The life of a freshman athlete is far from glamorous. As freshmen midfielder Jarid Siegel knows all to well, when the time comes to carry equipment, fill water bottles, or clean up after team dinners the freshmen are called to duty. Yet those chores are insignificant in comparison to the rush Siegel feels each time he has stepped onto a soccer field with a Cornell jersey on.
Siegel has played in all five of Cornell’s matches this season. Coming on as a substitute in the Lehigh and Syracuse matches, his tenacity off the bench earned him a starting spot against Colgate. His ability to create chances and put the ball on net has helped him keep that spot each of the following two games.
“I didn’t expect to be starting or playing,” said Siegel. “I didn’t feel any pressure [starting against Colgate]. I was just hoping to get out there and make things happen.”
Siegel has been one of the sparks for a Red offense that has struggled to score early in this season. He is among the team leaders in shots, with five so far on the season.
“Jarid plays the game the right way.

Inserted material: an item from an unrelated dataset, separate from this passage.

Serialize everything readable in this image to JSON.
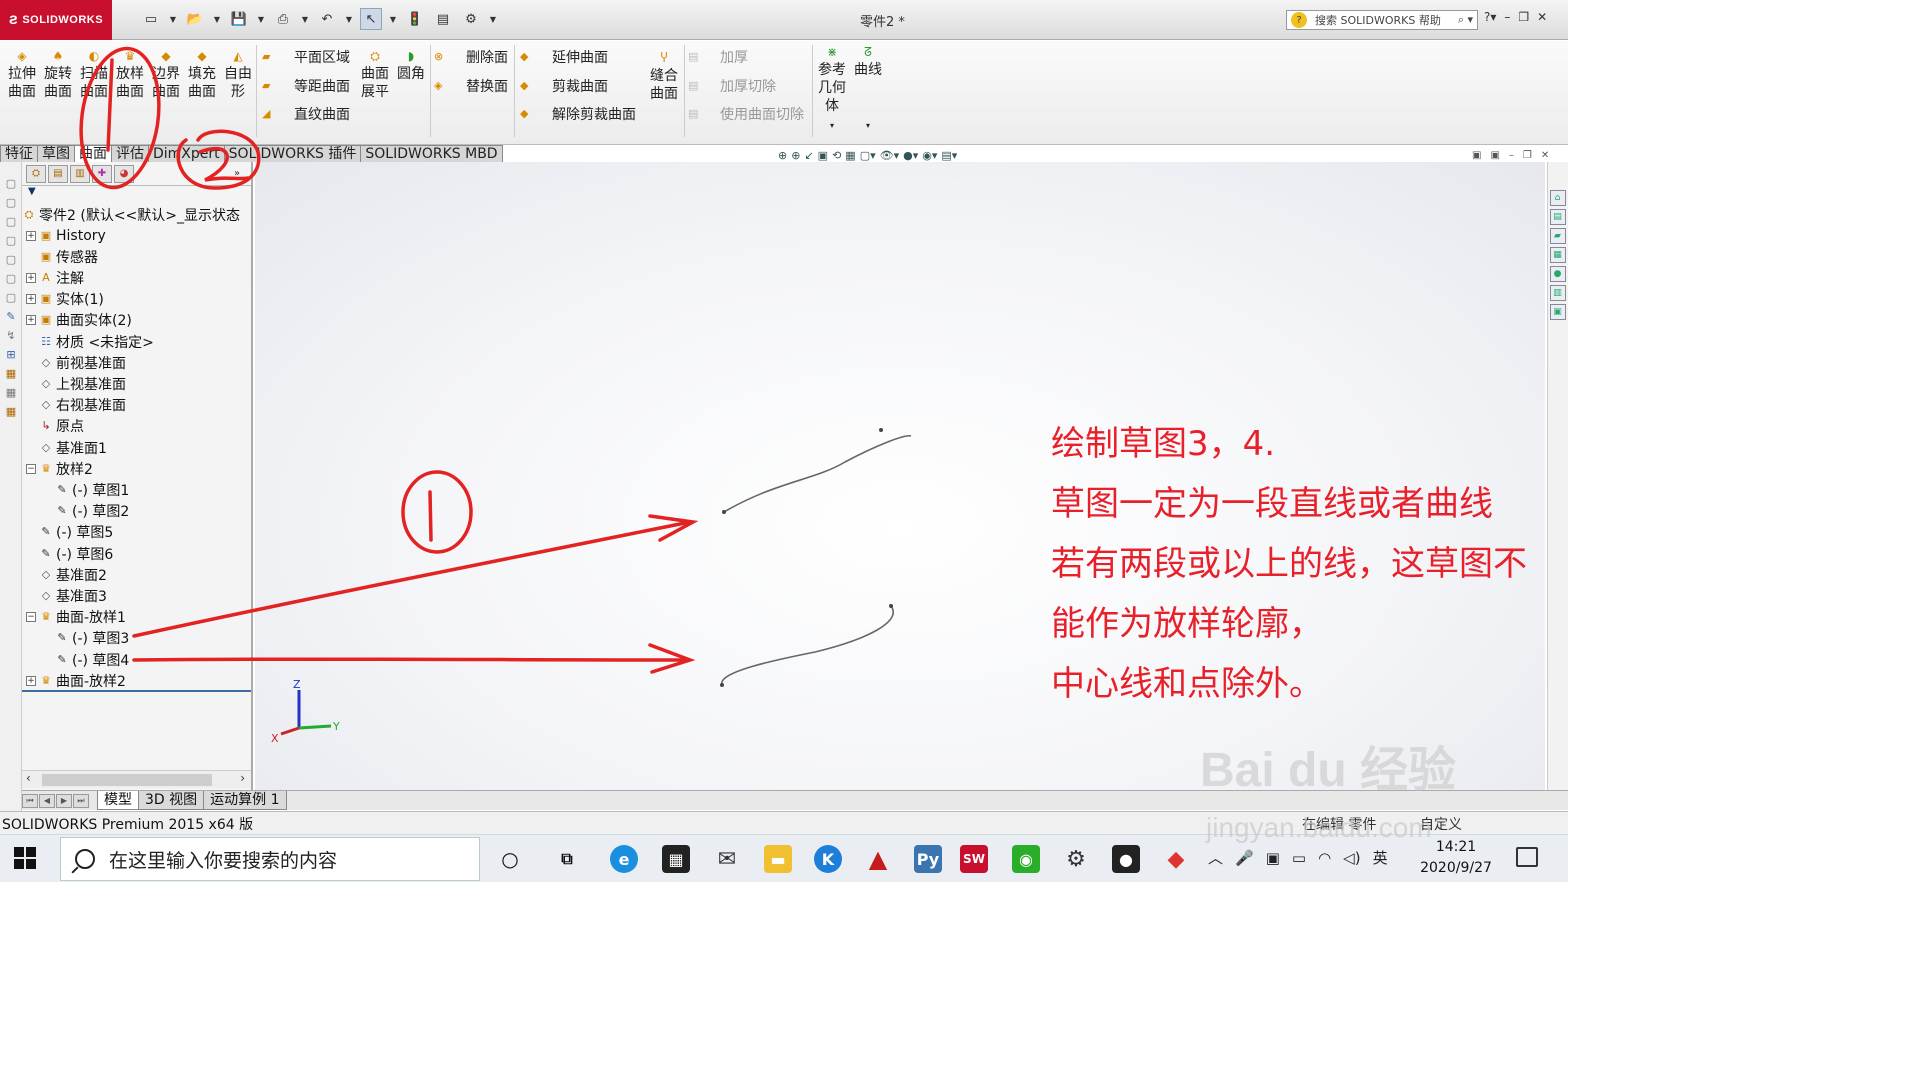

He keeps it simple and he plays quick,” said head coach Bryan Scales. “He’s a guy that’s very competitive, he’s got good instincts, he’s got good feet, and he’s comfortable winning the ball back.”
While Siegel may seem to fit in naturally on the field, the adjustment to college soccer has not always been easy. Besides getting through a preseason of 6 a.m. practices and grueling runs, Siegel had to adjust to the speed and intensity of college play.
“The guys are strong, they go hard, and they go fast,” Siegel said. “If you’re not ready and you don’t know what you’re going to do before you get the ball then you’re going to get hammered.”
Sophomore teammate Dan Marks remembered some of the struggles Siegel had adjusting to collegiate soccer.
“His mixing Gatorade in the preseason was awful, but he’s done well and really stepped up the Gatorade aspect of his game.” Marks said.
Marks’ twin brother and teammate Tom, commented on the non-sports drink aspect of Siegel’s play.
“It’s great when we have freshmen like that who can step in and play hard every game and practice,” he said. “His tenacity and his aggressiveness boosts our midfield and our whole team.”
Siegel is one of nine freshmen on this year’s squad, most of whom live together in the same dorm. The inevitable result of such a living situation is a fierce ongoing tournament of hallway soccer.
“Evan Smith is pretty nasty; probably the hallway champ” Siegel said.
Surprisingly there have been no broken windows or JA’s, yet, in the quest for hall bragging rights.
“No, No, that’s why were on varsity,” Siegel said. “We don’t break windows.”